Je restai un instant immobile, le souffle court, le corps encore marqué par cette fièvre sourde ce mélange d’exaltation et de peur qui ne voulait pas s’éteindre. La bougie consumée la veille laissait derrière elle une odeur ténue de cire fondue, presque rassurante dans ce silence oppressant.
Je me redressai, les muscles encore engourdis, et glissai mes pieds nus sur le parquet froid. Chaque pas résonnait dans la pièce, un écho dérangeant, comme si le monde réel tentait de s’imposer brutalement.
Le rituel matinal fut mécanique, presque automatique. Je me dirigeai vers la salle de bain, où le miroir refléta une femme fatiguée mais déterminée. Le contour de mes yeux trahissait les nuits trop courtes, la ligne fine de mon front semblait creusée par des inquiétudes invisibles. Le reflet d’une guerrière masquée par l’épuisement.
Je laissai l’eau brûlante glisser sur ma peau, le jet roulant sur mes épaules tendues, jusqu’à dissoudre lentement les derniers vestiges de la nuit. Cette chaleur pénétrante réveillait mes sens endormis, apaisait la fièvre sourde qui grondait en moi. Je fermai les yeux un instant, m’autorisant un bref répit avant de replonger dans le tumulte.
Je m’habillai ensuite avec la précision d’une armure : tailleur noir parfaitement coupé, chemise blanche immaculée, chaussures en cuir poli. Chaque détail comptait, chaque pièce était un outil de contrôle dans ce monde d’apparences et de pouvoir. Le tissu glissait sur ma peau avec une froideur presque réconfortante, comme une barrière protectrice.
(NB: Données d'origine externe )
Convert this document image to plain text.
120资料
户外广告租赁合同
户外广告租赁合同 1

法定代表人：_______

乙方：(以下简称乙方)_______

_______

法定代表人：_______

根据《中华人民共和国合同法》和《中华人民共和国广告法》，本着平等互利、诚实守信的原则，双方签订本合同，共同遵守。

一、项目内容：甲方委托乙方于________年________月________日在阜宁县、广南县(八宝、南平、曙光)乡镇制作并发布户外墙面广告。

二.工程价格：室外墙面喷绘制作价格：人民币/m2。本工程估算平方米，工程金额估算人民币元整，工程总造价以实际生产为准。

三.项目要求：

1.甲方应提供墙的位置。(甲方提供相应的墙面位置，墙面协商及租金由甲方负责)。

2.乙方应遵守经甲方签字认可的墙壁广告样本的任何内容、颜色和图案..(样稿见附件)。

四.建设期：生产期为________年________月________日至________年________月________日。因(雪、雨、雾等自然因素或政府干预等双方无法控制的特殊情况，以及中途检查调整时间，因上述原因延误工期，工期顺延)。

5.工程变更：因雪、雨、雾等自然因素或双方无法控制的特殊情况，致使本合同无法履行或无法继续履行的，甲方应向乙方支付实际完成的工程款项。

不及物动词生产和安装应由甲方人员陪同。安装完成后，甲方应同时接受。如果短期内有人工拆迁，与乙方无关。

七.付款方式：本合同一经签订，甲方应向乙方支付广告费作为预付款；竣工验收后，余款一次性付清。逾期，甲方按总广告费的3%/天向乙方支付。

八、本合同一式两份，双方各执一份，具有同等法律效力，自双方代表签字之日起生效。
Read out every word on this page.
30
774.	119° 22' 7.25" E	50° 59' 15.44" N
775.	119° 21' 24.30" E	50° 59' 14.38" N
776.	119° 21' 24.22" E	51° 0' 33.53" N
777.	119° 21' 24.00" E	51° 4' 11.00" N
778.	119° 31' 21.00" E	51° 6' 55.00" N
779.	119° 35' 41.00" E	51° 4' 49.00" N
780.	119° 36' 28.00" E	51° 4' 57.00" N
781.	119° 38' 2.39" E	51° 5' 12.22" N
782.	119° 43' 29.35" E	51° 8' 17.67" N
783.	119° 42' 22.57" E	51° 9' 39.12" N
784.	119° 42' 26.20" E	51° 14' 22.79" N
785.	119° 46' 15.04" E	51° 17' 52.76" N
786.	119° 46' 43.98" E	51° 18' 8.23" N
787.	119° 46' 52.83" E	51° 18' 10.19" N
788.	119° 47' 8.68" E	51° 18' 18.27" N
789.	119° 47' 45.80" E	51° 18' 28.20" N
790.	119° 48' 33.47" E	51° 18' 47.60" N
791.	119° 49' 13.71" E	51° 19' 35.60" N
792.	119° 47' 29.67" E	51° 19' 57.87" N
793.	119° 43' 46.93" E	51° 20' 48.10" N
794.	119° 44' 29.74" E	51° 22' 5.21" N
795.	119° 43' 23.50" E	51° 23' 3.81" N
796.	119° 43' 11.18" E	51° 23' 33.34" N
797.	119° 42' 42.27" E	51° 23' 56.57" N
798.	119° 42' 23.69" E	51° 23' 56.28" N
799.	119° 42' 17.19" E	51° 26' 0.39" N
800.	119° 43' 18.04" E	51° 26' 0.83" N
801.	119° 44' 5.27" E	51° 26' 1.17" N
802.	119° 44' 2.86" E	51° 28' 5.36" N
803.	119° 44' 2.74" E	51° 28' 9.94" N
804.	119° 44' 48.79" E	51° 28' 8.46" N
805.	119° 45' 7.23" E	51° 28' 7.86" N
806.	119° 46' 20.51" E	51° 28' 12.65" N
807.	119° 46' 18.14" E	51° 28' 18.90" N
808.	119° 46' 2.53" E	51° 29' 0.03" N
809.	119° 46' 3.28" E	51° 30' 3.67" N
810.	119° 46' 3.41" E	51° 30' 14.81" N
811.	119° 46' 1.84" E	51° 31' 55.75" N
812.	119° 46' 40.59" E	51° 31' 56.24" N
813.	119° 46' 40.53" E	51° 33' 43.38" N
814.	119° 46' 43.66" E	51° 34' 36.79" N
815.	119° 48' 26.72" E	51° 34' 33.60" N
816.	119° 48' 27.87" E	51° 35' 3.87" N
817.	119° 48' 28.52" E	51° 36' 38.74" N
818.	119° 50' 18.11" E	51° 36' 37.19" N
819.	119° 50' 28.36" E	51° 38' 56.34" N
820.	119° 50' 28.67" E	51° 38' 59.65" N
Dans la cuisine, l’odeur du café noir me saisit, amer et fort, une nécessité pour dompter ce feu intérieur. Je préparai mon petit-déjeuner en silence, une routine presque rituelle : tartines grillées, un peu de miel, une pincée de sel sur une tomate mûre. Rien qui puisse déranger le calme apparent. Tout était calculé, maîtrisé.
Le téléphone vibra sur la table basse, les premières alertes de la journée s’affichèrent : réunions, décisions à prendre, crises à désamorcer. Chaque message semblait un coup de marteau sur le fragile équilibre que je tentais de maintenir. Le poids des responsabilités me revenait en pleine figure.
Je pris mon sac, y glissai mon dossier, mes notes, et quittai l’appartement. La porte se referma derrière moi sur un claquement sec, scellant un peu plus le monde de contraintes qui m’attendait. Le bruit du pas rapide dans le hall d’entrée, l’ascenseur qui grince doucement, tout me ramenait à la réalité.
Dans la rue, le tumulte de la ville m’engloutit. Les visages pressés, les voitures qui klaxonnent, le brouhaha incessant : c’était le théâtre dans lequel je devais jouer mon rôle. J’inspirai profondément, tentant de calmer ce tremblement intérieur.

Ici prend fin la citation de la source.